The Monarch overwintering site at Havasu Springs, Arizona that I have
recently described is also man made. It is a large trailer park with
eucalyptus (I think) trees planted for shade and wind protection, as you
have described. I found several other species in the area as well: Queens,
Fiery Skippers, Painted Lady, Checkered Skipper (probably- I couldn't net
the specimen to be certain), etc.

Alex 

> -----Original Message-----
> From:	Paul Cherubini [SMTP:monarch at saber.net]

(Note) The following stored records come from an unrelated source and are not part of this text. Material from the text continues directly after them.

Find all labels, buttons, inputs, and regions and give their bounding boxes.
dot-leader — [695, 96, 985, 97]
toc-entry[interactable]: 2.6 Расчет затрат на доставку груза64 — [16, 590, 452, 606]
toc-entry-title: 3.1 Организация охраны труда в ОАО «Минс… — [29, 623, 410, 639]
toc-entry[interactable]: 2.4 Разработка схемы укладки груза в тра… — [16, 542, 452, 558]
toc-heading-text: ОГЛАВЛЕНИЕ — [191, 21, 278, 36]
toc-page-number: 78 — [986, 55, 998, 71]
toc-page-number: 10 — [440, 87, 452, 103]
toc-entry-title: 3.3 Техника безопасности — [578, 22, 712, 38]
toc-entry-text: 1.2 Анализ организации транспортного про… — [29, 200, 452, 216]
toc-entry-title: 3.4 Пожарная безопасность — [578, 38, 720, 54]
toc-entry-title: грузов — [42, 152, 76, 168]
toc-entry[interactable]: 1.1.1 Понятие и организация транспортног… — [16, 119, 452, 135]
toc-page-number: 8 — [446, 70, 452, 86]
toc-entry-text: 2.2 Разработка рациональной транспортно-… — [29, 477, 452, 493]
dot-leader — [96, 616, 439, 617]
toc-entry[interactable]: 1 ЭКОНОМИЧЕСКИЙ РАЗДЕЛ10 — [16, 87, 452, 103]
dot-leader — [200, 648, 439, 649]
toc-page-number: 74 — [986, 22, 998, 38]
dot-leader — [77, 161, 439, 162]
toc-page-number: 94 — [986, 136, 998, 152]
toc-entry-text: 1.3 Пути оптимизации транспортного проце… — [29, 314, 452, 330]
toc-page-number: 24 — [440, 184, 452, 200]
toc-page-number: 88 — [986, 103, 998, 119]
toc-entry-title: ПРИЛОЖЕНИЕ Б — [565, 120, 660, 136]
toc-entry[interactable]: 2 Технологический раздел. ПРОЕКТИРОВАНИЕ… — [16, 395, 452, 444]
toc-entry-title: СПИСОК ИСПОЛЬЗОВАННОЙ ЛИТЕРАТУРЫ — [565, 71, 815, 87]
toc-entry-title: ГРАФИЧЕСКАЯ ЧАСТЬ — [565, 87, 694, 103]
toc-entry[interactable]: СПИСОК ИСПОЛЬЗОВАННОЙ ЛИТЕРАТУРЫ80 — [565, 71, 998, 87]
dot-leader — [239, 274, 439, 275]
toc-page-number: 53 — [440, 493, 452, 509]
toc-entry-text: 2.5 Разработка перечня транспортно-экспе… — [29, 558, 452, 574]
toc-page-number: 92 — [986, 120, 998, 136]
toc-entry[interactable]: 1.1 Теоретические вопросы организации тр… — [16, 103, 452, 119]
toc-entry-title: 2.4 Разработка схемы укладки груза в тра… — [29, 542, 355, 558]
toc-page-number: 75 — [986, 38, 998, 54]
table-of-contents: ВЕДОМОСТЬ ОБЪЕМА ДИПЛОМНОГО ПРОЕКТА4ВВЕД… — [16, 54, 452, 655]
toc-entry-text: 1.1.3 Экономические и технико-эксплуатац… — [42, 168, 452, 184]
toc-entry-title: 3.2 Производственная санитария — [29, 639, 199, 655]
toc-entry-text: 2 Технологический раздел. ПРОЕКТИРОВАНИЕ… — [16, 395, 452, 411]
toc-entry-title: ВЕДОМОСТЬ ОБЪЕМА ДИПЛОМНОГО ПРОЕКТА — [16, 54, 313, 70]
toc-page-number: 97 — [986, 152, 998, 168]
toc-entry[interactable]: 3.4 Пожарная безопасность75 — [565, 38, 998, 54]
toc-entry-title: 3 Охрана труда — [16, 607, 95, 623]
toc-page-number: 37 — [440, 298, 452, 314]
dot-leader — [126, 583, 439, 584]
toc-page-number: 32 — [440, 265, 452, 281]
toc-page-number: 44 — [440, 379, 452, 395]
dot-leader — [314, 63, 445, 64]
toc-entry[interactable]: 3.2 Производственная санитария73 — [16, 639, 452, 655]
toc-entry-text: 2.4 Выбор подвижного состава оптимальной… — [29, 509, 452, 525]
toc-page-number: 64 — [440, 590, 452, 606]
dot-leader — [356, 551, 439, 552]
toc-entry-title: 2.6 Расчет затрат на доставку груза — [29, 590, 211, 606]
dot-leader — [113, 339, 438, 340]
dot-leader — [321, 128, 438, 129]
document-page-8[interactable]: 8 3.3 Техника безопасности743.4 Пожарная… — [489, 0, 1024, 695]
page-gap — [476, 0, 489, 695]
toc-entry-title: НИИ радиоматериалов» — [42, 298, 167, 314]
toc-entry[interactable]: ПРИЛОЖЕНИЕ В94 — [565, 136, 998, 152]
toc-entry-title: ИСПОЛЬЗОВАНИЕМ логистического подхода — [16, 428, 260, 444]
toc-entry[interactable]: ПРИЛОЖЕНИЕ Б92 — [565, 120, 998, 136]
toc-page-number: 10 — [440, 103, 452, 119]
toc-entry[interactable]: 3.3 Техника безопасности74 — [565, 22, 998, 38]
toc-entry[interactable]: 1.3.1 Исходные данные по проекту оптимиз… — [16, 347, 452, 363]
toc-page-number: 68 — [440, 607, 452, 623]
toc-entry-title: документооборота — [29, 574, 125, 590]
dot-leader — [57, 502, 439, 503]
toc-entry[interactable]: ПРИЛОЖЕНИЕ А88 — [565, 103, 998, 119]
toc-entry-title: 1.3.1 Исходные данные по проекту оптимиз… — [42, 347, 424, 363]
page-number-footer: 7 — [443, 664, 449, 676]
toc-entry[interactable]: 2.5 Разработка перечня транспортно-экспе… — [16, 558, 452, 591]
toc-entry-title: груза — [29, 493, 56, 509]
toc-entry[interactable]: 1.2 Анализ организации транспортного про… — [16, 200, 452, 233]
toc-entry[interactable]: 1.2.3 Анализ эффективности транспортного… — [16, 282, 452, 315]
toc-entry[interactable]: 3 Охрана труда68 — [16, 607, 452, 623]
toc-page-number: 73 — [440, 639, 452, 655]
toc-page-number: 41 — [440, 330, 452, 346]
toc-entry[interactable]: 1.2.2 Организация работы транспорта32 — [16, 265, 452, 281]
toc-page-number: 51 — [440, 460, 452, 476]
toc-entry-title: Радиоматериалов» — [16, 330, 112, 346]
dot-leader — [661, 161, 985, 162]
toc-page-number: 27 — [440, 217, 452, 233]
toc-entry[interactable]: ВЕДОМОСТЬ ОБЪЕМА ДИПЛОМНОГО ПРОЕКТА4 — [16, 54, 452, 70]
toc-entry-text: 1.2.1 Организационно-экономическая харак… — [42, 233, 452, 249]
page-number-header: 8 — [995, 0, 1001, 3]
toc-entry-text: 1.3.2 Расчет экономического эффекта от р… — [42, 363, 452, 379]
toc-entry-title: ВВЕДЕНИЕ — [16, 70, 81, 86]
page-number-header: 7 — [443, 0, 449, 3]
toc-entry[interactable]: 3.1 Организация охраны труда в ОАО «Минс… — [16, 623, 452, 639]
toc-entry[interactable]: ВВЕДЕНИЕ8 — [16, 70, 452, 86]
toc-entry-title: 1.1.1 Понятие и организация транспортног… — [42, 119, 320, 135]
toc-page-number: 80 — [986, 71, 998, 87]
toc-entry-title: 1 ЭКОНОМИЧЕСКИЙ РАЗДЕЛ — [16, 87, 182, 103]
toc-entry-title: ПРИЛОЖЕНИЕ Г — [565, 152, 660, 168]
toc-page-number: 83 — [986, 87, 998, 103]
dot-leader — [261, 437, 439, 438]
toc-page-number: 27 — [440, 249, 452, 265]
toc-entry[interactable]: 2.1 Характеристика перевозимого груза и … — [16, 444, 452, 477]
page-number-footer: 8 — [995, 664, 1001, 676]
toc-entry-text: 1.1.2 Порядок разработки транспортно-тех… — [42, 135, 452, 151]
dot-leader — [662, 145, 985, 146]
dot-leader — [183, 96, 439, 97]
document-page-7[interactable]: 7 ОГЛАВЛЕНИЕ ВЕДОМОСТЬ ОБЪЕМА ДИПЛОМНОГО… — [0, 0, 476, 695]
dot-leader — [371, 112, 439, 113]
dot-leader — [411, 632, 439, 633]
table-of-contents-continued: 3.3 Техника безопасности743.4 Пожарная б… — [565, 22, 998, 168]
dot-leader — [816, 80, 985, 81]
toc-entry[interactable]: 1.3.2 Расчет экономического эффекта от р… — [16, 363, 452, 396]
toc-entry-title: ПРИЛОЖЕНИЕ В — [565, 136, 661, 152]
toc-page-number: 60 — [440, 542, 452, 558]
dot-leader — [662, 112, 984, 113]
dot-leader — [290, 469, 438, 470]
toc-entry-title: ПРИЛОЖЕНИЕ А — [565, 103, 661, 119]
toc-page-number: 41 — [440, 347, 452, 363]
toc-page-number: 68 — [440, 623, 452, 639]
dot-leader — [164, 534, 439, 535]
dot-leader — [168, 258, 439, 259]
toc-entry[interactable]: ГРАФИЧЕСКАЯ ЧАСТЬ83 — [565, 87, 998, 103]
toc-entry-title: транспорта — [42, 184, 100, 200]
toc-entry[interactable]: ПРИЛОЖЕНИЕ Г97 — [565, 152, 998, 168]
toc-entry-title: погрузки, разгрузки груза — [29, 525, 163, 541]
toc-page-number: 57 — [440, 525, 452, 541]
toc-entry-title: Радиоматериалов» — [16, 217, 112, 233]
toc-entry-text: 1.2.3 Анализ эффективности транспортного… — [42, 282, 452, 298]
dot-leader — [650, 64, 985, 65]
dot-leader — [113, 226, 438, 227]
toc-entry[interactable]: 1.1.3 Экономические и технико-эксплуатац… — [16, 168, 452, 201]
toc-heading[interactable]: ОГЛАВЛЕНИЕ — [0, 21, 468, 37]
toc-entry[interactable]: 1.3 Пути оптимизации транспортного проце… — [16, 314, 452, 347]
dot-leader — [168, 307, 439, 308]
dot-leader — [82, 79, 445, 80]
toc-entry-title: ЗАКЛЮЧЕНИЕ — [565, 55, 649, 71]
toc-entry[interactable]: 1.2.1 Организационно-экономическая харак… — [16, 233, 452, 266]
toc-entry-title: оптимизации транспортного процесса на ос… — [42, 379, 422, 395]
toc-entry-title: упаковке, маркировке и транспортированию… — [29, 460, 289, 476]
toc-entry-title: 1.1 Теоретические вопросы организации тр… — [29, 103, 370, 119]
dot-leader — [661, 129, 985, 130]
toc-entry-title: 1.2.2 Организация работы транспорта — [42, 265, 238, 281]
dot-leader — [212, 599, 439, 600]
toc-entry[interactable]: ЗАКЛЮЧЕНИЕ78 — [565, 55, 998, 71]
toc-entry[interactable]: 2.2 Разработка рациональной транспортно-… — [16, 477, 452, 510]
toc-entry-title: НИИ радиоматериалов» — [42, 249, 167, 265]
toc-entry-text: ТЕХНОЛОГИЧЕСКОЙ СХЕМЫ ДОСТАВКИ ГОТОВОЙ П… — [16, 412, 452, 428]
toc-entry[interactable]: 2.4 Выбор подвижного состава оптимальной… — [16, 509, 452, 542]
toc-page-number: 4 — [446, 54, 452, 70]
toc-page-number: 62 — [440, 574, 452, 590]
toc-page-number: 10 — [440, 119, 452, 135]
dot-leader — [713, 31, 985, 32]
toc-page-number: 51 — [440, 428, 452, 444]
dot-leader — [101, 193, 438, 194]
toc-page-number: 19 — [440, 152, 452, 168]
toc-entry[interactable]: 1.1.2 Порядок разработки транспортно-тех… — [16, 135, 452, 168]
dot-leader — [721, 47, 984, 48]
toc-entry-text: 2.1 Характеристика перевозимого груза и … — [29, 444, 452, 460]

> Sent:	Friday, August 24, 2001 12:40 AM
> To:	leps-l at lists.yale.edu
> Subject:	Re: Butterflies Behaving Badly?
> 
> Paul J. Russell wrote:
> 
> > The exhibit has done more
> > to raise awareness of lepidoptera and entomology in this community than
> > anything I have seen anywhere.  I suspect this will be very valuable in
> > protecting our local Monarch overwintering sites from the depredations
> of
> > developers.
> 
> Depredations? Not necessarity. Fact is all the 10-15 large monarch
> overwintering 
> sites in Santa Barbara are man made made to begin with.  The butterflies
> overwinter in clumps of Australian eucalyptus trees that were intentially
> planted by developers as wind breaks bordering orchards, row crops and
> also as ornamental plantings around industrial and residential
> developments.
> Some groves were also planted for firewood and other lumber uses.
> 
> Ironically, areas of Santa Barbara (such as around Point Sal) that were 
> never developed in anyway have no monarch overwintering sites.
> The landscape in these natural areas is just treeless coastal 
> prairie.
> 
> Conservationists are always trying to pit monarchs vs. developers
> instead of acknowledging and rejoicing in the fact that both
> can coexist. For example, one of the large monarch overwintering
> sites in Santa Barbara County exists in the eucalyptus
> grove the grows right within the huge Chevron oil and gas refinery 
> complex at Gaviota.  Oil companies frequently plant eucalyptus as an 
> ornamental landscape tree around the perimeter of their property. 
> 
> > The butterflies in the exhibit come from breeders, who raise them for
> > that purpose.  Think of it, an opportunity for an entomologist to 
> > actually make a living from something other than spraying crops!
> 
> Crops and monarchs can also coexist nicely.  The area of the USA
> with the largest summer breeding population of monarchs is in
> the upper Midwest.  Recent cutting edge research conducted by the
> University of Iowa has found that 94% of the monarchs in Minnesota
> and Wisconsin develop on milkweed plants that grow as weeds
> WITHIN the corn and soybean crop. In other midwestern states the
> percentage is also high - around 70% or 80%.  Prior to this finding
> conservationists assumed most monarchs developed on milkweeds
> growing in more natural settings away from crops, chemical
> fertilizers and pesticides.
> 
> Paul Cherubini, Placerville, Calif.